A Word from the Brewer
Lambics produced at Cantillon Brewery are referred to as “young” after one year of ageing and are considered as fully matured after three years. Young beers contain the natural sugars that are necessary for secondary fermentation in the bottle while beers that have matured for three years contribute their taste and refined flavours.
Cantillon Classic Gueuze is the ultimate result of a complex blend of lambics of different ages and with different tastes kept in oak barrels. The brewer’s main task involves tasting and he or she will have to try around a dozen lambics from different barrels, finally selecting five or six. It is by this method that gueuze 100% lambic, presenting the typical characteristics of Cantillon Brewery’s beers, is produced. Each blended batch of Cantillon Classic Gueuze yields a slightly different flavor because the natural elements at the heart of the beer make it impossible to produce a standardized product.

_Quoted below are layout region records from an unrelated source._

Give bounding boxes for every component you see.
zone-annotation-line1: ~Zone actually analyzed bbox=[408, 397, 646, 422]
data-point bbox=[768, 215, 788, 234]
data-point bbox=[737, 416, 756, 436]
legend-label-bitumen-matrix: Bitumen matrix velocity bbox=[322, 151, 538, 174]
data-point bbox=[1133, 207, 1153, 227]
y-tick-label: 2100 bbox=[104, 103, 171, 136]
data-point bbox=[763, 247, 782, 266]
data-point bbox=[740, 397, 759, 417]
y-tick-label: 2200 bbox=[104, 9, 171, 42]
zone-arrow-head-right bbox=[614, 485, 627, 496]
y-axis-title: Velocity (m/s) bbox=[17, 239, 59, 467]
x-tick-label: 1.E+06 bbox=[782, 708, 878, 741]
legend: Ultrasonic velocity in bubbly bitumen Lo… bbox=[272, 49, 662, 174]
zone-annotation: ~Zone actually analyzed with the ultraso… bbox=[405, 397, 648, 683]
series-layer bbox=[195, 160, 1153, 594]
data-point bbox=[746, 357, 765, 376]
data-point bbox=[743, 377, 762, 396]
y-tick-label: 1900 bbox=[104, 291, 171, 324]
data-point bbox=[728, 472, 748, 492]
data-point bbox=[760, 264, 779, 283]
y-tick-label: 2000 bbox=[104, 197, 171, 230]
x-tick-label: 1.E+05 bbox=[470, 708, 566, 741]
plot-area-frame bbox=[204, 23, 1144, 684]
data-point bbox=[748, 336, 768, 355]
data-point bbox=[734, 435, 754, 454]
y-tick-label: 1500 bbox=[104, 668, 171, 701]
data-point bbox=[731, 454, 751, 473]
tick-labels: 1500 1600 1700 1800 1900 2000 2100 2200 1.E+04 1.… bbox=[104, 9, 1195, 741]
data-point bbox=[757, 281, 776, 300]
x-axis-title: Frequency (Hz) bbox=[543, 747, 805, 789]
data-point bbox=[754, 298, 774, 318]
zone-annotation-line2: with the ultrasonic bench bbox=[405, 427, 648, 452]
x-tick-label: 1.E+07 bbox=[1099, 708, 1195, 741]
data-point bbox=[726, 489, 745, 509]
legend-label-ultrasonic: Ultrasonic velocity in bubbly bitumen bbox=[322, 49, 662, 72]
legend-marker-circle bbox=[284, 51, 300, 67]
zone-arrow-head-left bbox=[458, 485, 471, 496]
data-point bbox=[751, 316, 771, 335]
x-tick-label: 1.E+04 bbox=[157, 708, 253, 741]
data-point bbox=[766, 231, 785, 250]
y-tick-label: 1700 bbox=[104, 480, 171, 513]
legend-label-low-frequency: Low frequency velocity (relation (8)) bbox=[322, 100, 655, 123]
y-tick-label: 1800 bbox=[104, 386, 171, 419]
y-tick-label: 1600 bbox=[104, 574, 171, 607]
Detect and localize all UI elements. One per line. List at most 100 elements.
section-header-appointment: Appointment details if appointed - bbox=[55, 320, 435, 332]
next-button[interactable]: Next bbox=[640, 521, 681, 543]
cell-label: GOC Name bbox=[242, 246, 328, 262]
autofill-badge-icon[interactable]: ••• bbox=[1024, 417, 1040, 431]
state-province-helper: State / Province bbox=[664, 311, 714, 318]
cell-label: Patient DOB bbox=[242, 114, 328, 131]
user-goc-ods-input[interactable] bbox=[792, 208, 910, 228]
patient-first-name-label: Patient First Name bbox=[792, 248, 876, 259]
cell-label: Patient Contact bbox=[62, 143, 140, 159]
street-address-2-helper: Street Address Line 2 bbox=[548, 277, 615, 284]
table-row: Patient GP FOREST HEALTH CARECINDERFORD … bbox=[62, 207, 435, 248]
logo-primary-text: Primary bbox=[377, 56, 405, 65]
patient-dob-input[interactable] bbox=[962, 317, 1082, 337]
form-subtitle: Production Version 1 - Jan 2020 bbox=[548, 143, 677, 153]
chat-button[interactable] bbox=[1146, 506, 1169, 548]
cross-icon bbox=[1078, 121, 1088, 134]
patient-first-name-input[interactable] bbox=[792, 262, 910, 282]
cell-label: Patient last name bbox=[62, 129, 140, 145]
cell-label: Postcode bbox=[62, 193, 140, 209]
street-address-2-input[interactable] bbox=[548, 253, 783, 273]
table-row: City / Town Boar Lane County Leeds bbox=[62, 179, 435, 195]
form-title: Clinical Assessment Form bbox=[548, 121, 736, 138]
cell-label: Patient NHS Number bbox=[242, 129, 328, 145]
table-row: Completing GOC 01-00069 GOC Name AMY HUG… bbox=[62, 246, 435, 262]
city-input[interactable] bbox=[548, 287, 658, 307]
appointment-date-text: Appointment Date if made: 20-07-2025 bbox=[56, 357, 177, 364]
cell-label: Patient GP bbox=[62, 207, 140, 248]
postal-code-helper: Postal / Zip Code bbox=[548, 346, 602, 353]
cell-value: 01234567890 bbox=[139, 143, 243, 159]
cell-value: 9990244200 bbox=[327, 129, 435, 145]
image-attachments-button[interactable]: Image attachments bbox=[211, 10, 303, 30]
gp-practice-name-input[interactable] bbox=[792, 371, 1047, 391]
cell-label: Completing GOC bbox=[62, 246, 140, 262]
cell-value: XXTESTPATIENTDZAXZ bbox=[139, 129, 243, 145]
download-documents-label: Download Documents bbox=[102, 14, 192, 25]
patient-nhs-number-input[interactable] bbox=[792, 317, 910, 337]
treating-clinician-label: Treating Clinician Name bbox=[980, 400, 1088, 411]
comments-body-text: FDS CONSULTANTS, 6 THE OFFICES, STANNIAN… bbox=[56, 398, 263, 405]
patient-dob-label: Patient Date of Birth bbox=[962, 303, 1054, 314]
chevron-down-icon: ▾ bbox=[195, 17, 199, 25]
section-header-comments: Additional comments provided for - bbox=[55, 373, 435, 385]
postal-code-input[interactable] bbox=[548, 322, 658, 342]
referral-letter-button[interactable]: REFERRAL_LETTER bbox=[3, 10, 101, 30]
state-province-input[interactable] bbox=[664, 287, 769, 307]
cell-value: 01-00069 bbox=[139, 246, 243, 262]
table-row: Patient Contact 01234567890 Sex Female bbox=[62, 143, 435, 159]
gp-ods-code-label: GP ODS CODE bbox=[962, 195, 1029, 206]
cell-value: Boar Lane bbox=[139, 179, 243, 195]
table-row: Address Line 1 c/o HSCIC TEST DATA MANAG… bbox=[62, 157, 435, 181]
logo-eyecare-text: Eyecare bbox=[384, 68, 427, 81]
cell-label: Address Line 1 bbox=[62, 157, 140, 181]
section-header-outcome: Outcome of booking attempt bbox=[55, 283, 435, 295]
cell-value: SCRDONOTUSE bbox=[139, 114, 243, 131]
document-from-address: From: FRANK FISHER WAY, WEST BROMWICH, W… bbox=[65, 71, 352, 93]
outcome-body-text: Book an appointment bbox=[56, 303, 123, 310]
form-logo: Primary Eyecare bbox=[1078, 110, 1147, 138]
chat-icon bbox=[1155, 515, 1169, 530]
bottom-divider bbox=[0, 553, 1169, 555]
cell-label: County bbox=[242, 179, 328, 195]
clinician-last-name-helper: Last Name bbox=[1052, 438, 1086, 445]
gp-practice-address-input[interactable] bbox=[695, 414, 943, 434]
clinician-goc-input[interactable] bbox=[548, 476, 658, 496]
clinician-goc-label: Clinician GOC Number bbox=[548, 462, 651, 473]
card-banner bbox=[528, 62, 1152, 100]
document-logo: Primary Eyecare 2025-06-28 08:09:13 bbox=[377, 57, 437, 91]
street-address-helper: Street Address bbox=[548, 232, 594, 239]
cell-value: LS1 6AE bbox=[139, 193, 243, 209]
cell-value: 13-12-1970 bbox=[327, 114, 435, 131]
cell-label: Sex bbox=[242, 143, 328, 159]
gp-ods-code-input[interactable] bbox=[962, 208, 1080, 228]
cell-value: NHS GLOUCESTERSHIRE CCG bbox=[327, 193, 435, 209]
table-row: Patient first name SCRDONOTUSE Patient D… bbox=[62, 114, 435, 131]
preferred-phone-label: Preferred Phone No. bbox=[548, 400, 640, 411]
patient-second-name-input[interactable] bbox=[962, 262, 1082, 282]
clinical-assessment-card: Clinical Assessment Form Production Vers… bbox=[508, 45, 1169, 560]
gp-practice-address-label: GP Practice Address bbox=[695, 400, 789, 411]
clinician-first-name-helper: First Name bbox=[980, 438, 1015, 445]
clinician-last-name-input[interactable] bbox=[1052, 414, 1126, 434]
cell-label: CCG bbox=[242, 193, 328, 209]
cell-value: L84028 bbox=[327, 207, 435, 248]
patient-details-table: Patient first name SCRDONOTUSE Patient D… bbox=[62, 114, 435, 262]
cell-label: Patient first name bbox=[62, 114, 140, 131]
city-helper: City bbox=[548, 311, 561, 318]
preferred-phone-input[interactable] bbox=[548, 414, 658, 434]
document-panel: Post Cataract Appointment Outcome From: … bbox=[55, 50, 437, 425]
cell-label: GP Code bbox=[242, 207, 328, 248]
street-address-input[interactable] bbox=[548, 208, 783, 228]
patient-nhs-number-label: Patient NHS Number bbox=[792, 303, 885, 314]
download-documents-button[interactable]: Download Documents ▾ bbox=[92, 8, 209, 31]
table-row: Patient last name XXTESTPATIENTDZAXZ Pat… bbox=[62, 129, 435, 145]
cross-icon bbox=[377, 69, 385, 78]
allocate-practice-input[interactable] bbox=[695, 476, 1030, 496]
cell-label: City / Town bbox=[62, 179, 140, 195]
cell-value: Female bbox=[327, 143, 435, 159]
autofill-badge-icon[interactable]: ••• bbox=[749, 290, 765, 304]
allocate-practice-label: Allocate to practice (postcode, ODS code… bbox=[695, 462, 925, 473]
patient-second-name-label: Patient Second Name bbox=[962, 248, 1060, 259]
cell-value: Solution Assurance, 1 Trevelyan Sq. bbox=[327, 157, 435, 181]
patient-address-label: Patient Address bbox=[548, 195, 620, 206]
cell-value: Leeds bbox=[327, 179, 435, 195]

In the 18th century, a Benedictine monk named Dom Pérignon discovered the champagnisation process while blending different non-sparkling white wines. Around a hundred years later a brewer in Belgian Brabant blended various lambics, resulting in secondary fermentation in the bottle. Gueuze was born. Up until the 19th century, people living in Brussels and surrounding Brabant mostly drank two types of beer: lambic and faro. However, the introduction of glass bottles and Dom Pérignon’s discovery would bring about a revolution in the small world of Brussels brewers. In a short period of time, gueuze became the iconic beer of Brussels.